Security firm Cyren issued a new report, “Botnets: The Clone Army of Cybercrime,” that described a new method of circumventing security blocking efforts. The researchers referred to this evasive technique as a “ghost host.”
Ghost Host in the Machine
SecurityWeek noted that, to carry out the procedure, malware authors place unknown host names in the HTTP host fields of a botnet’s communications. These host names can be registered and unregistered. Because of the indeterminate state of the included host names, which may or may not resolve in the Domain Name System (DNS), this can easily fool usual web security and URL-filtering systems.
The total IP range associated with a bad URL is not usually blocked because legitimate domains may also exist at the IP. Blocking the entire IP would block those legitimate domains.
The impetus for this discovery originated when Cyren detected communications between bot and server even after it blocked the malware server’s URL in the filters protecting a system. It noticed that a botnet member informed the command-and-control (C&C) server that a new infection had occurred. The researchers said they were unsure just how this communication took place at all.
Playing the Name Game
While the destination IP address of the communication packet was still known to be a bad server, the HTTP host fields that were used for requests were assigned to completely different domains. These domains are stuffed into the host fields that Cyren referred to as ghost hosts.

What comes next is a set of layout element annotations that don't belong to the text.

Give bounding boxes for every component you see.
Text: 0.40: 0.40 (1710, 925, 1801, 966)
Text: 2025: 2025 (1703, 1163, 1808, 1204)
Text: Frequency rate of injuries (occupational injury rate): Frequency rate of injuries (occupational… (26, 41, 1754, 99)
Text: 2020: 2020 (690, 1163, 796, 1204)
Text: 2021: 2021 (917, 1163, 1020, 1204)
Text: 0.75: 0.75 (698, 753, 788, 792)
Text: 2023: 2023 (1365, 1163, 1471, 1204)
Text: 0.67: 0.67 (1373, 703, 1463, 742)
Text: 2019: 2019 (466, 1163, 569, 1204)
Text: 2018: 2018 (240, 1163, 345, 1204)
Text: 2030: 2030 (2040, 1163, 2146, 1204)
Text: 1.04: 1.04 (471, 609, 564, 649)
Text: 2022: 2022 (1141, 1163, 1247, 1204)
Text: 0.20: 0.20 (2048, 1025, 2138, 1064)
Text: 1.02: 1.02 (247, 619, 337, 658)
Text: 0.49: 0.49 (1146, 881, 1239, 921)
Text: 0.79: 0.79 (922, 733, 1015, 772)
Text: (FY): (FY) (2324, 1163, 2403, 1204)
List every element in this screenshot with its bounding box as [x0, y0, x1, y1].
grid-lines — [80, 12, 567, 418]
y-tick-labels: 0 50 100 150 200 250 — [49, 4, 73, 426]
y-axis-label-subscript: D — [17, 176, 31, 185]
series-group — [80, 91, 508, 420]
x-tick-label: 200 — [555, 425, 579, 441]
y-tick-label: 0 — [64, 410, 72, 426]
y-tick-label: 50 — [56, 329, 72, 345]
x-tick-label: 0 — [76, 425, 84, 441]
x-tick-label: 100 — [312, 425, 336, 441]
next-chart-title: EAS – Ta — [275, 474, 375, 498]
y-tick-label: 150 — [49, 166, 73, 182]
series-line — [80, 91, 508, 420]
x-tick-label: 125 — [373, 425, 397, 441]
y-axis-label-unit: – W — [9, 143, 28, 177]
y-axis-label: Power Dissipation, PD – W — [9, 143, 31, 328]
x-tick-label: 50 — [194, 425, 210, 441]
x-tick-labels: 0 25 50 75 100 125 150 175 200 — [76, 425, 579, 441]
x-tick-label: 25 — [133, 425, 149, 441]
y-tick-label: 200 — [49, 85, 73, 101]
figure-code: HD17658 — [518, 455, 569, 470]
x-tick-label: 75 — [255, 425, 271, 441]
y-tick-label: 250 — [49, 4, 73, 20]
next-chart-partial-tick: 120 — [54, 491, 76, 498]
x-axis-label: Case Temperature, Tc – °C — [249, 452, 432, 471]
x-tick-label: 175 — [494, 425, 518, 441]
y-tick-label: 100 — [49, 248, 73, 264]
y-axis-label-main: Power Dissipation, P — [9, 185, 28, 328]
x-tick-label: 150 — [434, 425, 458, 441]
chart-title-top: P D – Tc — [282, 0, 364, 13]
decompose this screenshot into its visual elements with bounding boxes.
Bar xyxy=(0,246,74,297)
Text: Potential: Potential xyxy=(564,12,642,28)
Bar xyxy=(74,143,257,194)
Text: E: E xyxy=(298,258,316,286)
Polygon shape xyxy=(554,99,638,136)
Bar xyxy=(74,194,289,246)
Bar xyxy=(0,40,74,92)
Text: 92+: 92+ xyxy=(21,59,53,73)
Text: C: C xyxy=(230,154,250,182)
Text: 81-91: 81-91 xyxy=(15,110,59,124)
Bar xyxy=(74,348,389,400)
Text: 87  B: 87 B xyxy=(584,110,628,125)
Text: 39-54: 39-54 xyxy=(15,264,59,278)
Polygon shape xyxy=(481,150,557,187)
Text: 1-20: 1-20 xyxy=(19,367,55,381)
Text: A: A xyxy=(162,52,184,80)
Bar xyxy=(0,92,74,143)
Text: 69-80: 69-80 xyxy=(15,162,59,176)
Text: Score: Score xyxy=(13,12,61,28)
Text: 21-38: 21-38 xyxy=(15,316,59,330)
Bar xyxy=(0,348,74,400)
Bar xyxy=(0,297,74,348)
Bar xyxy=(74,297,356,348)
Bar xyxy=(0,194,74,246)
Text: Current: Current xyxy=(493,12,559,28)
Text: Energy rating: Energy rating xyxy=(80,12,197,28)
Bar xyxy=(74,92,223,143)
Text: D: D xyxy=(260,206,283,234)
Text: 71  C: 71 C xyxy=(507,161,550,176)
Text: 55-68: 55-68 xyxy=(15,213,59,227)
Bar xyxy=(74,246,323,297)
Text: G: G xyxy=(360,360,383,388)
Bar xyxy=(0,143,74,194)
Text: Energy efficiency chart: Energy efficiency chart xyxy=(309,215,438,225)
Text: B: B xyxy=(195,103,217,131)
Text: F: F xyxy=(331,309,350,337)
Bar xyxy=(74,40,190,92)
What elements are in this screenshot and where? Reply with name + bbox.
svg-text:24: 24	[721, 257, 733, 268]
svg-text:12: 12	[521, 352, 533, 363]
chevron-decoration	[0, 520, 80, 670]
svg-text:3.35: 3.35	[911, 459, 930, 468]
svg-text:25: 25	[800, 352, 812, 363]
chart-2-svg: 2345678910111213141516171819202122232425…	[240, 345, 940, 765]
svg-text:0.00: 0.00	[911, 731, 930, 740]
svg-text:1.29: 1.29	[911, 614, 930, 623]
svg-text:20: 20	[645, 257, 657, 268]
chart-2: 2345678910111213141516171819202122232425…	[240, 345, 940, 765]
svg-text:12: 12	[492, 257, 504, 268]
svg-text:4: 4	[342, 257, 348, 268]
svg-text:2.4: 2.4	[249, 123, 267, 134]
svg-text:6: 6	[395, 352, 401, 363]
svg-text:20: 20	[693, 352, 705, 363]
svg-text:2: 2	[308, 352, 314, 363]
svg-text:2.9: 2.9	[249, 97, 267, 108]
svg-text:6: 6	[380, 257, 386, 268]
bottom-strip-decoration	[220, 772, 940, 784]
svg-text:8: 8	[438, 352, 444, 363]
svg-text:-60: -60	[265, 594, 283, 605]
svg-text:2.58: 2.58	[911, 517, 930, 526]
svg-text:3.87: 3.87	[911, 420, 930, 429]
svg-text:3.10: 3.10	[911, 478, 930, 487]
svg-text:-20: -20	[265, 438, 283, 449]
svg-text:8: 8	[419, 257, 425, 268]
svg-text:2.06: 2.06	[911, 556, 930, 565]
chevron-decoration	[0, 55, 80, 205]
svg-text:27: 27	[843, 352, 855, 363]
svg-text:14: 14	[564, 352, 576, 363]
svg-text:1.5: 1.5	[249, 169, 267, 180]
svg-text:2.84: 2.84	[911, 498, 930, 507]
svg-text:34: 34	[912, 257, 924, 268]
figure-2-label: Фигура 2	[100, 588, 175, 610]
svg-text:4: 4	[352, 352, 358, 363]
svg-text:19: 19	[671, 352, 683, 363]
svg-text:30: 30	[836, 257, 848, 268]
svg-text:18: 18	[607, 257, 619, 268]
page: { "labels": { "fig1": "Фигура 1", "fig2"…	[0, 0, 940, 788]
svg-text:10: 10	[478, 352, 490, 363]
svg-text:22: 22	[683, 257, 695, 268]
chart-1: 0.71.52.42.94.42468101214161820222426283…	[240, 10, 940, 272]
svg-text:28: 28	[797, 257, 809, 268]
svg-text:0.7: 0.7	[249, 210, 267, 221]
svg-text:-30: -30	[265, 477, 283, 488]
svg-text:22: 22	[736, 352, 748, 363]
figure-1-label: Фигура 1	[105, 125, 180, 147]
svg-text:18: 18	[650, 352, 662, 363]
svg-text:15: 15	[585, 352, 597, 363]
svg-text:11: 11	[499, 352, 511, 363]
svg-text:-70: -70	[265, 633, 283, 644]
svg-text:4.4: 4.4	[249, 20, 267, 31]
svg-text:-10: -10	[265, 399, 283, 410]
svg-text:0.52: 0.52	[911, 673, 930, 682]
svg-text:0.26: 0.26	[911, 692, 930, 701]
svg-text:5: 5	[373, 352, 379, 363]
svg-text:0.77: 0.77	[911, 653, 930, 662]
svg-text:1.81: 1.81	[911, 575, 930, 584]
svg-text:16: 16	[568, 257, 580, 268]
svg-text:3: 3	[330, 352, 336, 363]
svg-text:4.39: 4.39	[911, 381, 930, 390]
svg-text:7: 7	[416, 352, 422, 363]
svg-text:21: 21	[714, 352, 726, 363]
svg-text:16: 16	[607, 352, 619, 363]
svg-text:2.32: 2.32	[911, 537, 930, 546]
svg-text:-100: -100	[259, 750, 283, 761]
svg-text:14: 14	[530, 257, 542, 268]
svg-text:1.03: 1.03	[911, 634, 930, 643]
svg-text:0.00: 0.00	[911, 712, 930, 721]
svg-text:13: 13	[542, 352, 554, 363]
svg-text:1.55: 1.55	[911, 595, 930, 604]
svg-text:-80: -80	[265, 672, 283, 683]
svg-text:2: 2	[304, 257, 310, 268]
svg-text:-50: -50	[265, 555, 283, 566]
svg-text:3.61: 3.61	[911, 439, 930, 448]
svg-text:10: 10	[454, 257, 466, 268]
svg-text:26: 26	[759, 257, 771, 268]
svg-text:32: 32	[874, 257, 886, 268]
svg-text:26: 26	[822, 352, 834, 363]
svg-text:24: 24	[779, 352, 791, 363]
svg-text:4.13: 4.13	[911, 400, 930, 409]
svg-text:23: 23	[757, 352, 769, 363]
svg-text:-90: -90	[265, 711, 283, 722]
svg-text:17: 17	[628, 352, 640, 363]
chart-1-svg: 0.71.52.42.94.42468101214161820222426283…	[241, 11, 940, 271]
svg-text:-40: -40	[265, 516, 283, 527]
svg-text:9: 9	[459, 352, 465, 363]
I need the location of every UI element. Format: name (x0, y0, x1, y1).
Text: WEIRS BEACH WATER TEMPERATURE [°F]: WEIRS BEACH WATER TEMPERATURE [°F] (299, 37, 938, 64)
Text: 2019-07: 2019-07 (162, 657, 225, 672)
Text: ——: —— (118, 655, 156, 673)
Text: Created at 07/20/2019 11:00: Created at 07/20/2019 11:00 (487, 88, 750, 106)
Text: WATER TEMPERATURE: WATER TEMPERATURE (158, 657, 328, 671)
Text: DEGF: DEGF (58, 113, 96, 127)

In one case, the researchers noted, the fake domains were “events.nzlvin.net” and “json.nzlvin.net.” The resolved domains were blocked, but not the ghost hosts. Changing the ghost host name sent in a communication might prompt different response actions from the C&C server. One host might document a new addition to the botnet, but another ghost name could serve new exploit code.
This is a novel technique that establishes a side-channel communication with a malware’s C&C server, survives a primary blacklist and delivers a resiliency that could impact the overall malware landscape. The increase in resiliency that it brings to malware will have to be evaluated in the near future.